C’est bien par sa nécessité et sa vérité conjointes, que le moindre plan d’un film de Gérard Blain s’avère moral. Ceci venant d’ailleurs s’ajouter au dilemme éthique que chacun de ses récits met en tension. Le cinéma de Blain est ainsi moral au carré ! Prenons l’exemple de ce motif souvent utilisé, la mort d’un personnage. Un point essentiel est que celle-ci nous est donnée à voir avec une pudeur bien inactuelle. L’arme du crime peut même ne pas apparaître, comme lorsque Pierre (Jean-Pierre André) est poignardé à la fin de Pierre et Djemila, et que le corps de son assaillant nous la dissimule : comme lors de l’assassinat d’Ainsi soit-il où le pistolet reste hors-champ. Dans Le rebelle, la future victime nous est montrée de dos, quittant un lieu, éteignant une lampe, laissant sur lui se refermer une porte d’ascenseur. Cela suffit à nous signifier sa disparition prochaine. Après le coup de feu, il n’y aura pas d’agonie complaisamment filmée, comme dans tant de films où la mort n’a plus aucune gravité, toute falsifiée qu’elle est de sentimentalité et d’esthétisme également indécentes. La noyade de Djemila (Nadja Reski) se résume quant à elle au saut d’un pont et au bruit du corps tombé dans l’eau, toute autre image serait inopportune. De même, Maria (Anicée Alvina) meurt d’une balle perdue à la fin de Jusqu’au bout de la nuit, sans qu’on la voit s’effondrer. Et quand François (Blain lui-même) est tué à son tour, le plan ne montre pas sa chute mais l’instant d’après la fusillade, lorsque son corps recouvre en partie celui de la femme qu’il aimait. Chez Blain, on ne regarde jamais les hommes tomber. Même si le crime leur est bien souvent consubstantiel, seuls comptent la cohérence d’un parcours, l’acte de foi d’un combat, la noblesse d’une obstination. Blain célèbre l’opposition souveraine aux systèmes pervertis, quelle qu’en soit l’issue, même si Paul, le « pélican », ne récupérera jamais son fils, même si Pierre, le « rebelle », ne changera pas les turpitudes de la société capitaliste, même si Pierre n’a aucune chance de garder Djemila. Comme le dit si justement Michel Marmin au sujet du tout dernier film de Blain, Ainsi soit-il, ce qui nous est donné à voir, concordant avec cette suprême rigueur esthétique, « c’est d’abord la révolte des valeurs immémoriales de rigueur, d’honnêteté, de loyauté, des valeurs péguystes si on veut, contre la corruption du monde moderne »[3].

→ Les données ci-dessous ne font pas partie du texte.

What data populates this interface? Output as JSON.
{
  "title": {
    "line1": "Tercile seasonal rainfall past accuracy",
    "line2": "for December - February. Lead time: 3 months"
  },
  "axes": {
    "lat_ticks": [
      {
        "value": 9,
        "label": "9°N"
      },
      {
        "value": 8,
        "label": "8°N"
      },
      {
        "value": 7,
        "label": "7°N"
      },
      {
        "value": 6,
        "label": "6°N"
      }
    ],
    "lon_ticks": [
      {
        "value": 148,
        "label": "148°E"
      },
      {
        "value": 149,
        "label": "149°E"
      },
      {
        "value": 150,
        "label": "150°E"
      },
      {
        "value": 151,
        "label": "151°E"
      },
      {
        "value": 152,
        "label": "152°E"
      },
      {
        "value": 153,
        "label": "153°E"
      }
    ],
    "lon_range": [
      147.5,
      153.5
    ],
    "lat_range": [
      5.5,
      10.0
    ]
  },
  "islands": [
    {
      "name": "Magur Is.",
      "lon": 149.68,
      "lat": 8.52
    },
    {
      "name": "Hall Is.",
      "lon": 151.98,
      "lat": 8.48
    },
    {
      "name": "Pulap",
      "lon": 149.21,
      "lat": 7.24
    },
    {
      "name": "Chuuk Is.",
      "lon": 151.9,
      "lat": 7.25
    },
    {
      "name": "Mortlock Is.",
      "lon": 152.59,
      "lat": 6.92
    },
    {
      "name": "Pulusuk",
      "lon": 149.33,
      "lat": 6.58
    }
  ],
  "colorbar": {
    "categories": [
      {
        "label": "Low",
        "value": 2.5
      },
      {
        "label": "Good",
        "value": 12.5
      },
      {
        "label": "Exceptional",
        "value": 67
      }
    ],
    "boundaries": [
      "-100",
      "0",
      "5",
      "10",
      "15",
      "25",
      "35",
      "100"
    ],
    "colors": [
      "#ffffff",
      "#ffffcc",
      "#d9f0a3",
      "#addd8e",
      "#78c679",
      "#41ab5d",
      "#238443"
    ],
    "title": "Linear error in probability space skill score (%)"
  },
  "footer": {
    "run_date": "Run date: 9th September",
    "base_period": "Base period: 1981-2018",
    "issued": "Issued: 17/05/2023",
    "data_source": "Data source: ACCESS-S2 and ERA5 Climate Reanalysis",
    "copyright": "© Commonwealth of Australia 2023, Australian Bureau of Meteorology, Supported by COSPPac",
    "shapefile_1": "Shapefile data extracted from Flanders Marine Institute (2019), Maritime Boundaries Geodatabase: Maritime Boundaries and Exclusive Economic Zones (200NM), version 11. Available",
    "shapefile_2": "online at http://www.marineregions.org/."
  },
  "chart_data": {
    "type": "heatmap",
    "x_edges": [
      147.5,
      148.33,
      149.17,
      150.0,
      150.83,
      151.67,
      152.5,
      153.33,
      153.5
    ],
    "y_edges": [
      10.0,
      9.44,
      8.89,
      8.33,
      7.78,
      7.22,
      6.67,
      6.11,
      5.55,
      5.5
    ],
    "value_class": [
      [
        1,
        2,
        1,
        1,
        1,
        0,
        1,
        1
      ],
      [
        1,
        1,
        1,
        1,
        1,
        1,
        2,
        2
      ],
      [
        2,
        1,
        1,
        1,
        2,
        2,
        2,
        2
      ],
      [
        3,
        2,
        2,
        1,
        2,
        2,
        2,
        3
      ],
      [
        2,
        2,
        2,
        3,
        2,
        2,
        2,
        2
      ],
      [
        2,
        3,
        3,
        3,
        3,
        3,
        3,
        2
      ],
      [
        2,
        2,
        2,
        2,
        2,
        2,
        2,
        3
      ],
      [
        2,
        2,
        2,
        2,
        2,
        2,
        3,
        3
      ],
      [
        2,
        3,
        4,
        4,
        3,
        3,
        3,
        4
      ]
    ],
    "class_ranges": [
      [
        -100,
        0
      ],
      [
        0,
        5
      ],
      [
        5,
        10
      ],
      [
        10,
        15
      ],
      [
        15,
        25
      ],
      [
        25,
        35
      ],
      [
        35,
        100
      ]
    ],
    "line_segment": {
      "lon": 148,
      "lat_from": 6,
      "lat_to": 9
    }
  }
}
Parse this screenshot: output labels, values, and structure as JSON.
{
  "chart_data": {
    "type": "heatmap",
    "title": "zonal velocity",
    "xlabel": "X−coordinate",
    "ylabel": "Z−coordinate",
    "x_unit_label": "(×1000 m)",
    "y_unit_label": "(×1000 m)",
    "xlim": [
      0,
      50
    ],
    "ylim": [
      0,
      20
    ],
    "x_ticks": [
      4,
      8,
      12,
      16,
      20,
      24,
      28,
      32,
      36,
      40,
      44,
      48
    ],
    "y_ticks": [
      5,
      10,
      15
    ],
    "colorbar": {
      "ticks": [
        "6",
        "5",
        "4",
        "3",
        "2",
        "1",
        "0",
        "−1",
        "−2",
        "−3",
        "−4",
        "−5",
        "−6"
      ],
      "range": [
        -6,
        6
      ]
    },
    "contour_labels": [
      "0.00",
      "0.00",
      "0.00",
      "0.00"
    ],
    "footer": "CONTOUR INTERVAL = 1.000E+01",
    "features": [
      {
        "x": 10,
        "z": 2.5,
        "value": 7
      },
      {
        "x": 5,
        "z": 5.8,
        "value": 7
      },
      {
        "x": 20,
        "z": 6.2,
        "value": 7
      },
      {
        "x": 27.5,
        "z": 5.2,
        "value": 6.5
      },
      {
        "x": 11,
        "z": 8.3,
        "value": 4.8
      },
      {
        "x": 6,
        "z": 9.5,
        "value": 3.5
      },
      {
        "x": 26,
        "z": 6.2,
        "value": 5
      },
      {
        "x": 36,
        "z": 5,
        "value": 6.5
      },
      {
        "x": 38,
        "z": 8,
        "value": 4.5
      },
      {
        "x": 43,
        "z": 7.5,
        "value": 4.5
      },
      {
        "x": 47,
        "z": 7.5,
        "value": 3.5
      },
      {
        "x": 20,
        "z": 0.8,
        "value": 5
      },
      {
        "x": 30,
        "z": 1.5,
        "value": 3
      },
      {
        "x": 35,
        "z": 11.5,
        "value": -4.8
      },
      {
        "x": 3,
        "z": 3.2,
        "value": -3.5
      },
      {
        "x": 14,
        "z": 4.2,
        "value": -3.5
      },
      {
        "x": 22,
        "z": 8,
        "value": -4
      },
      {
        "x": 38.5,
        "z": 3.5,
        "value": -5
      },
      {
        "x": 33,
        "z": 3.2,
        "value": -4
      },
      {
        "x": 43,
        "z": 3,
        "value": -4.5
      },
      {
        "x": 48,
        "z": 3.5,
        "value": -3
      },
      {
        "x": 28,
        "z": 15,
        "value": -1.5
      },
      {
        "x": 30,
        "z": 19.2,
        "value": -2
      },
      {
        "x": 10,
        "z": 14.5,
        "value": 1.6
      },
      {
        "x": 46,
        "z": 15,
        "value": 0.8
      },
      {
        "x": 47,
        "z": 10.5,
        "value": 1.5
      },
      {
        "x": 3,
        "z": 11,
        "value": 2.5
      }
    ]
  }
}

Le cinéma de Gérard Blain, empli de souffrance et d’orgueil, est ainsi d’une beauté sans rémission, magnifique paraphe d’une anti-modernité qu’il ne faut pas craindre de juger salvatrice.
Notes :
[1] Raymond Abellio, Fondements d’esthétique, Cahier de l’Herne, 1977.
[2] Michel Marmin, La république n’a pas besoin de savants, Éditions Pierre-Guillaume de Roux, 2017.